Royal Court Theatre – until 19 August 2023
Reviewer Alec Legge
4****
The play is set in an ordinary home in Birkenhead. It is the home of Doreen, Sue Jenkins. The set consists of a dining room separated by a wall with a hatch through which we can see a kitchen and to the left we can see stairs leading to the first floor.
The play opens with Doreen, her daughter Carmel, Michelle Butterly, and Carmel’s 17 year old daughter Meghan, Emma Harrison, who is making her professional debut, sitting at the dining room table absorbed with their phones. Then follows an interval with them interacting with their phones until the second daughter Sarah, Jodie McNee, who brings in their supper of fish and chips. Then follows a period of dialogue, with typically humorous Birkenhead/Liverpudlian repartee.

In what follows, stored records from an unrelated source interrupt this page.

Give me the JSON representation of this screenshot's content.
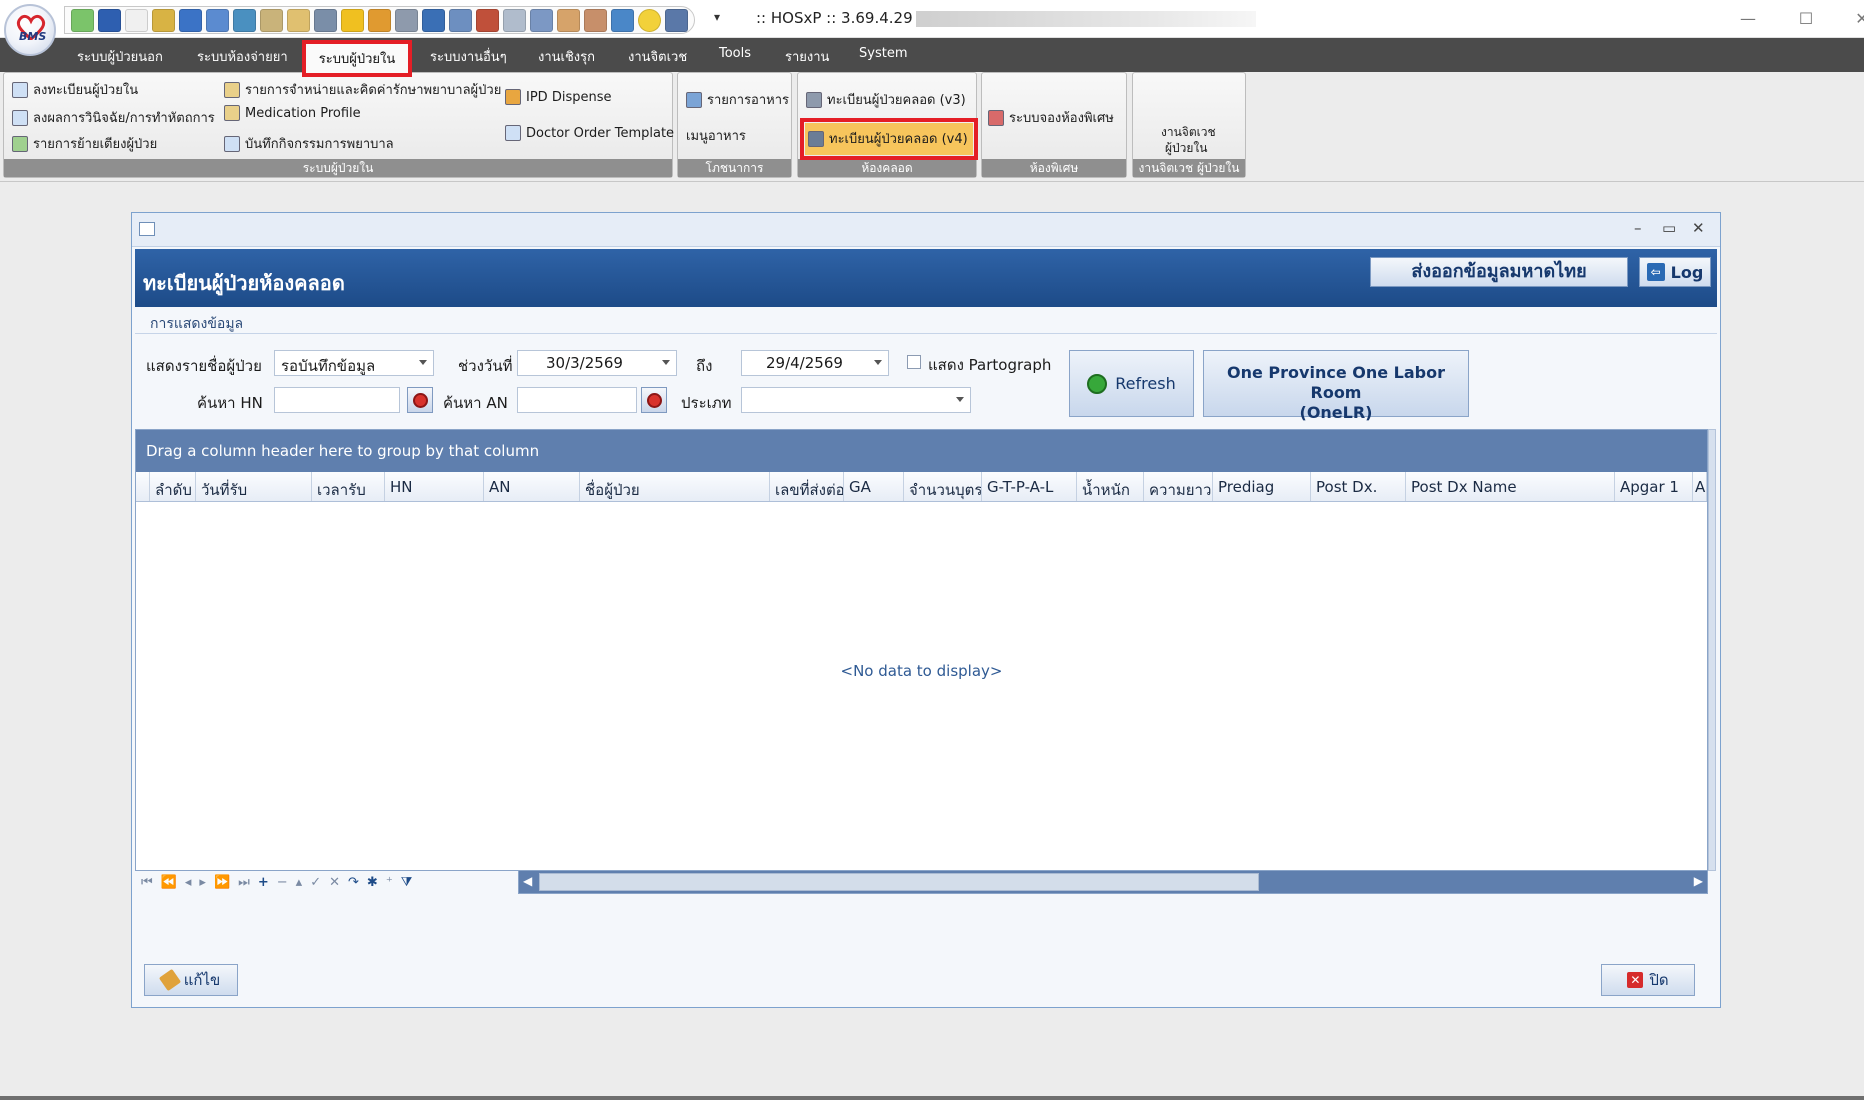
{
  "titlebar": {
    "app_title": ":: HOSxP :: 3.69.4.29 My",
    "logo_text": "BMS",
    "qat_dropdown": "▾",
    "minimize": "—",
    "maximize": "☐",
    "close": "✕"
  },
  "menu": {
    "tabs": [
      "ระบบผู้ป่วยนอก",
      "ระบบห้องจ่ายยา",
      "ระบบผู้ป่วยใน",
      "ระบบงานอื่นๆ",
      "งานเชิงรุก",
      "งานจิตเวช",
      "Tools",
      "รายงาน",
      "System"
    ],
    "active": "ระบบผู้ป่วยใน"
  },
  "ribbon": {
    "group_ipd": {
      "caption": "ระบบผู้ป่วยใน",
      "items": [
        "ลงทะเบียนผู้ป่วยใน",
        "ลงผลการวินิจฉัย/การทำหัตถการ",
        "รายการย้ายเตียงผู้ป่วย",
        "รายการจำหน่ายและคิดค่ารักษาพยาบาลผู้ป่วย",
        "Medication Profile",
        "บันทึกกิจกรรมการพยาบาล",
        "IPD Dispense",
        "Doctor Order Template"
      ]
    },
    "group_nutrition": {
      "caption": "โภชนาการ",
      "items": [
        "รายการอาหาร",
        "เมนูอาหาร"
      ]
    },
    "group_labor": {
      "caption": "ห้องคลอด",
      "items": [
        "ทะเบียนผู้ป่วยคลอด (v3)",
        "ทะเบียนผู้ป่วยคลอด (v4)"
      ]
    },
    "group_special": {
      "caption": "ห้องพิเศษ",
      "items": [
        "ระบบจองห้องพิเศษ"
      ]
    },
    "group_psych": {
      "caption": "งานจิตเวช ผู้ป่วยใน",
      "line1": "งานจิตเวช",
      "line2": "ผู้ป่วยใน"
    }
  },
  "window": {
    "controls": {
      "minimize": "–",
      "maximize": "▭",
      "close": "✕"
    },
    "title": "ทะเบียนผู้ป่วยห้องคลอด",
    "export_button": "ส่งออกข้อมูลมหาดไทย",
    "log_button": "Log",
    "filter_caption": "การแสดงข้อมูล",
    "filter": {
      "show_list_label": "แสดงรายชื่อผู้ป่วย",
      "show_list_value": "รอบันทึกข้อมูล",
      "date_range_label": "ช่วงวันที่",
      "date_from": "30/3/2569",
      "to_label": "ถึง",
      "date_to": "29/4/2569",
      "partograph_label": "แสดง Partograph",
      "hn_label": "ค้นหา HN",
      "hn_value": "",
      "an_label": "ค้นหา AN",
      "an_value": "",
      "type_label": "ประเภท",
      "type_value": ""
    },
    "refresh_button": "Refresh",
    "onelr_button_line1": "One Province One Labor Room",
    "onelr_button_line2": "(OneLR)",
    "grid": {
      "group_hint": "Drag a column header here to group by that column",
      "columns": [
        "ลำดับ",
        "วันที่รับ",
        "เวลารับ",
        "HN",
        "AN",
        "ชื่อผู้ป่วย",
        "เลขที่ส่งต่อ",
        "GA",
        "จำนวนบุตร",
        "G-T-P-A-L",
        "น้ำหนัก",
        "ความยาว",
        "Prediag",
        "Post Dx.",
        "Post Dx Name",
        "Apgar 1",
        "A"
      ],
      "empty_text": "<No data to display>"
    },
    "navigator": [
      "⏮",
      "⏪",
      "◂",
      "▸",
      "⏩",
      "⏭",
      "+",
      "−",
      "▴",
      "✓",
      "✕",
      "↷",
      "✱",
      "⁺",
      "⧩"
    ],
    "edit_button": "แก้ไข",
    "close_button": "ปิด"
  },
  "colors": {
    "header_blue": "#1d4b88",
    "highlight_red": "#e41e26",
    "highlight_orange": "#f7c55c"
  }
}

This repartee is a feature of the play which the audience obviously appreciated and produced many laughs.
The play goes on at a fast pace involving the characters love lives, their interaction with each other and particularly the breakdown of the relationship between Carmel and her daughter Meghan.
In it’s way this play is a typical domestic comedy portrayal of a Merseyside family which addresses the modern fixation with mobile phones, the somewhat dysfunctional interaction of family members and the relationship between a mother and daughter.
This is a funny play and worth seeing if you are a fan of this genre.